The innovation of the researcher's work was precisely to analyze several cultivars of the Arabica and Robusta species after subjecting them to the three types of grain preparation that exist - dry, wet and peeled cherry. "This type of study is important as the grains contain chemical compounds that will form the flavor and aroma of the drink", explains Neura.
In the dry process, the grains are placed on the concrete "terrace" and exposed to the sun. They are turned periodically to prevent unwanted fermentation. This is the most adopted type in Brazil. In the wet mode, which produces so-called pulped coffees, the peel and pulp are removed and the mucilage is subjected to a degradation process by microorganisms. This technology is used by Colombians and in several studies it is associated with the quality level of the coffee they produce, due to the increase in desirable acidity and aroma.
The peeled cherry method was recently developed in Brazil. It is a good intermediate alternative between the two modes - dry and wet. In this case, the skin and pulp of the fruit are removed, and the grain with the mucilage is placed on a patio to dry. All coffees used in Maria Ivone's work followed strict control of the preparation stages. "We did everything equally to guarantee the effectiveness of the results", she guarantees.

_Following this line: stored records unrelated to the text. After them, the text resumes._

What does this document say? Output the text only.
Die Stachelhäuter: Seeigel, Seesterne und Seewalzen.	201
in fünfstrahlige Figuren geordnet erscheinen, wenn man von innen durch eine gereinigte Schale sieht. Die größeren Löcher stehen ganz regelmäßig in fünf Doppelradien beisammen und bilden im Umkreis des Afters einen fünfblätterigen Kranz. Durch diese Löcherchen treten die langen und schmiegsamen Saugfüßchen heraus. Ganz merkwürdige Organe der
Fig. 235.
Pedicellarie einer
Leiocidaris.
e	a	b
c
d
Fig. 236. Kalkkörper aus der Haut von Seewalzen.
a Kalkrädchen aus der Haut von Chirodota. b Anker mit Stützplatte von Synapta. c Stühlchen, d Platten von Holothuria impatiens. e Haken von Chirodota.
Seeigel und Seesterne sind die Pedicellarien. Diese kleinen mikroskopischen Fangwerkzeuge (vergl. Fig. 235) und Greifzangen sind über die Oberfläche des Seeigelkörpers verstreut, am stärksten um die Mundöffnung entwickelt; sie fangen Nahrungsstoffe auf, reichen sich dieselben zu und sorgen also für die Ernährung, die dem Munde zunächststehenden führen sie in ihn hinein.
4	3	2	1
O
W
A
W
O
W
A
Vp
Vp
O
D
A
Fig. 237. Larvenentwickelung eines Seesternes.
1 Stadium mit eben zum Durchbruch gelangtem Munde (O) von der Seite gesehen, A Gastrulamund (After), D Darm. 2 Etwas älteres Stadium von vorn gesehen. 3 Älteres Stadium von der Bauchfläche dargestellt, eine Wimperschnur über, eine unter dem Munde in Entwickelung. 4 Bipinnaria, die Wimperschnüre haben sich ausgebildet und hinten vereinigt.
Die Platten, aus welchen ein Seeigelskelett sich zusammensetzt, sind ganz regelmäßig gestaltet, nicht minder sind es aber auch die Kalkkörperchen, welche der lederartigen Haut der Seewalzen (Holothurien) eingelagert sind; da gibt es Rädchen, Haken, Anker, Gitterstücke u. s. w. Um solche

In a first step, she analyzed the pH, total titratable acidity (related to the acidity level of the drink) and polyphenol oxidase activity (an enzyme present in coffee and it is suspected that the higher its activity, the higher the quality of the product) in samples of raw coffee. Afterwards, the researcher evaluated in roasted coffee, in addition to the pH and titratable acidity, the soluble solids content, an important property for coffee yield, especially in the soluble coffee industry. And finally, it related the sensorial quality - in this item, trained tasters evaluated acidity, bitterness, body, sweetness and overall quality of the drink - with the chemical parameters of the raw and roasted grains.
Conclusions - One of the conclusions of the research was that the majority of cultivars prepared in the pulped and peeled cherry methods presented a better quality drink. "This proves the good results of the method used by the Colombians and confirms the use of the alternative developed in Brazil." Another factor identified as decisive in quality was the type of cultivar. Ouro Verde stood out among the Arabica coffee cultivars studied.
Regarding chemical parameters, the acidity of pulped coffees was higher. "In this case, the result depends especially on the consumer market. The acidity may please some and displease others." The researchers' work did not observe any relationship between the enzyme and the quality of the drink. This could be attributed, explains Neura, to the harvesting method. "In Brazil, cherry beans (of better quality) are often mixed with green beans and defective beans. This can alter the quality of the final product." During the research, cherry-type grains were used.
Maria Ivone's master's thesis is just one part of the Coffee Center project and researchers from the Agronomic Institute will relate other chemical parameters to the quality of the drink. "This type of work is extremely long and complex, but important to restore Brazilian coffee to its natural competitiveness and achieve a better quality product on the international market."